Criava perfis falsos para procurar crianças.

TJPR mantém condenação de homem que enviava conteúdo sexual para menina de 10 anos

TJ-PR/PortalEdsonValerio
Criava perfis falsos para procurar crianças. Reprodução

Ser bloqueado pela criança não encerrou as tentativas de contato.

Segundo o processo analisado pelo Tribunal de Justiça do Paraná, um homem chegou a criar perfis falsos para continuar procurando uma menina que tinha entre 10 e 11 anos, mesmo depois de ter sido impedido de falar com ela pelas redes sociais. O caso ocorreu na Comarca de Guaíra, no Oeste do Paraná, e terminou com a condenação do réu por crime previsto no Estatuto da Criança e do Adolescente.

A 2ª Câmara Criminal do TJPR rejeitou o recurso da defesa e manteve a responsabilização, que inclui também indenização por danos morais à vítima.

Contato começou pelas redes sociais

A aproximação teria começado em redes sociais e, posteriormente, avançado para aplicativos de mensagens.

De acordo com a decisão judicial, o homem mantinha conversas com a criança e utilizava expressões afetivas, chamando-a de “amor” e “vida”. Em meio aos contatos, passou a enviar fotografias e vídeos de conteúdo íntimo.
Quando era bloqueado, segundo os autos, novas contas teriam sido utilizadas para restabelecer a comunicação.

Capturas de tela e vídeo no conjunto de provas

A decisão não ficou baseada apenas nos relatos apresentados pela vítima.

O processo reuniu boletim de ocorrência, capturas de tela, vídeo, mensagens e depoimentos. Também foram considerados os relatos da menina e da mãe.

Para a Justiça, as provas digitais e orais apresentaram coerência entre si e permitiram estabelecer tanto a ocorrência do crime quanto a autoria.

Defesa disse que ele não sabia idade da menina

Ao recorrer da condenação, o réu sustentou que não teria conhecimento da idade da vítima.

A defesa também alegou a possibilidade de ele ter enviado fotografias e vídeos enquanto estava sob efeito de bebida alcoólica. Os argumentos não convenceram o colegiado. A relatora Ângela Regina Ramina de Lucca entendeu que o contexto das conversas e o conjunto de provas demonstravam a intenção presente nas condutas atribuídas ao acusado. O pedido de absolvição acabou rejeitado.
Efeito do álcool não afastou responsabilidade

A alegação relacionada ao consumo de álcool ganhou destaque no caso, mas não foi suficiente para modificar a sentença. Na análise do Tribunal, as circunstâncias documentadas no processo, a persistência dos contatos e a utilização de perfis para contornar bloqueios não sustentaram a tese apresentada pela defesa. Assim, a condenação foi mantida.
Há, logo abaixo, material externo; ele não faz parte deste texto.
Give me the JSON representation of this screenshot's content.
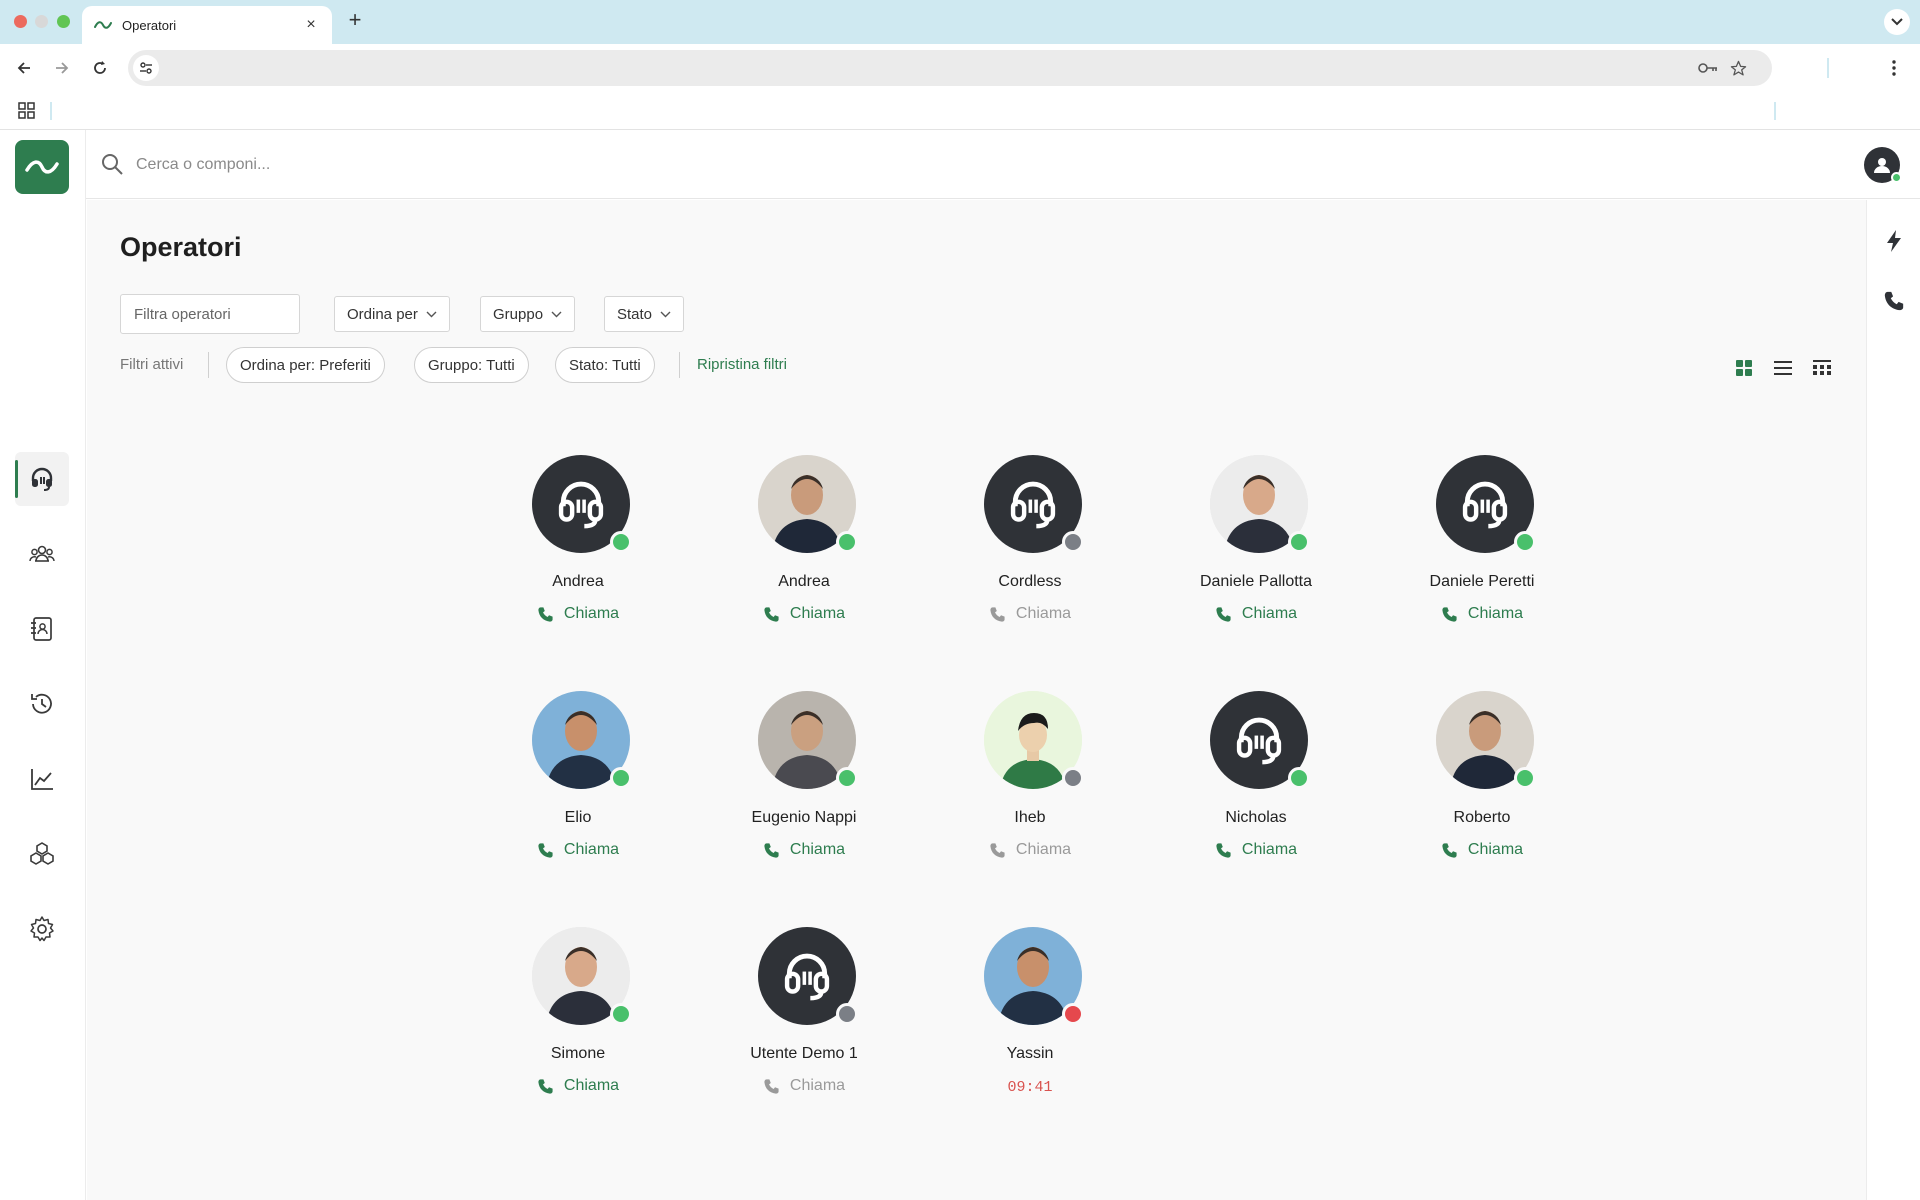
{
  "browser": {
    "tab_title": "Operatori",
    "url": ""
  },
  "search": {
    "placeholder": "Cerca o componi..."
  },
  "page": {
    "title": "Operatori",
    "filter_placeholder": "Filtra operatori",
    "dropdowns": [
      "Ordina per",
      "Gruppo",
      "Stato"
    ],
    "active_filters_label": "Filtri attivi",
    "chips": [
      "Ordina per: Preferiti",
      "Gruppo: Tutti",
      "Stato: Tutti"
    ],
    "reset_label": "Ripristina filtri"
  },
  "sidebar": {
    "items": [
      {
        "icon": "headset-icon",
        "active": true
      },
      {
        "icon": "users-icon",
        "active": false
      },
      {
        "icon": "phonebook-icon",
        "active": false
      },
      {
        "icon": "history-icon",
        "active": false
      },
      {
        "icon": "chart-icon",
        "active": false
      },
      {
        "icon": "apps-icon",
        "active": false
      },
      {
        "icon": "settings-icon",
        "active": false
      }
    ]
  },
  "rightbar": {
    "items": [
      {
        "icon": "lightning-icon"
      },
      {
        "icon": "phone-icon"
      }
    ]
  },
  "status_colors": {
    "online": "#49c06b",
    "offline": "#7b7f86",
    "busy": "#e5484d"
  },
  "colors": {
    "accent": "#2e7d4f",
    "call_disabled": "#9a9a9a",
    "timer": "#d9534f"
  },
  "operators": [
    {
      "name": "Andrea",
      "avatar": "headset",
      "status": "online",
      "action": "Chiama",
      "enabled": true
    },
    {
      "name": "Andrea",
      "avatar": "photo",
      "status": "online",
      "action": "Chiama",
      "enabled": true
    },
    {
      "name": "Cordless",
      "avatar": "headset",
      "status": "offline",
      "action": "Chiama",
      "enabled": false
    },
    {
      "name": "Daniele Pallotta",
      "avatar": "photo",
      "status": "online",
      "action": "Chiama",
      "enabled": true
    },
    {
      "name": "Daniele Peretti",
      "avatar": "headset",
      "status": "online",
      "action": "Chiama",
      "enabled": true
    },
    {
      "name": "Elio",
      "avatar": "photo",
      "status": "online",
      "action": "Chiama",
      "enabled": true
    },
    {
      "name": "Eugenio Nappi",
      "avatar": "photo",
      "status": "online",
      "action": "Chiama",
      "enabled": true
    },
    {
      "name": "Iheb",
      "avatar": "illustration",
      "status": "offline",
      "action": "Chiama",
      "enabled": false
    },
    {
      "name": "Nicholas",
      "avatar": "headset",
      "status": "online",
      "action": "Chiama",
      "enabled": true
    },
    {
      "name": "Roberto",
      "avatar": "photo",
      "status": "online",
      "action": "Chiama",
      "enabled": true
    },
    {
      "name": "Simone",
      "avatar": "photo",
      "status": "online",
      "action": "Chiama",
      "enabled": true
    },
    {
      "name": "Utente Demo 1",
      "avatar": "headset",
      "status": "offline",
      "action": "Chiama",
      "enabled": false
    },
    {
      "name": "Yassin",
      "avatar": "photo",
      "status": "busy",
      "action": "",
      "timer": "09:41",
      "enabled": false
    }
  ]
}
Menina passou apresentar alterações emocionais

O processo também registrou as consequências sofridas pela criança após os episódios.

Segundo os relatos considerados pela Justiça, ela começou a apresentar crises de ansiedade, medo e dificuldades no ambiente escolar. Também foram registrados episódios de automutilação.

Essas consequências fizeram parte da análise sobre os danos provocados à vítima. Além da condenação criminal, a sentença estabeleceu indenização por danos morais. O valor não foi divulgado pelo Tribunal.

Crime previsto no Estatuto da Criança e do Adolescente

O enquadramento utilizado no processo é o artigo 241-D do Estatuto da Criança e do Adolescente (ECA).

O dispositivo trata de condutas de aliciamento, assédio, convite, instigação ou constrangimento de criança ou menor de 14 anos com finalidade de prática de ato libidinoso. O crime pode ocorrer inclusive por redes sociais, aplicativos de mensagens ou outros meios digitais, sem necessidade de contato físico para que a conduta seja analisada criminalmente.

A legislação de proteção à infância passou por alterações recentes, razão pela qual a pena efetivamente aplicada a este processo não deve ser confundida automaticamente com a redação atualmente vigente do ECA.

Tribunal considerou provas para manter condenação

Na decisão, a Justiça considerou que os elementos reunidos durante o processo formaram um conjunto suficiente para afastar a tese de absolvição.

A combinação de mensagens, imagens, registros digitais e depoimentos da vítima e da mãe sustentou a conclusão dos julgadores. O processo tramita em sigilo, medida adotada especialmente para preservar a identidade e a intimidade da criança envolvida. Com a decisão da 2ª Câmara Criminal, permanece válida a condenação definida pela Justiça no caso ocorrido em Guaíra.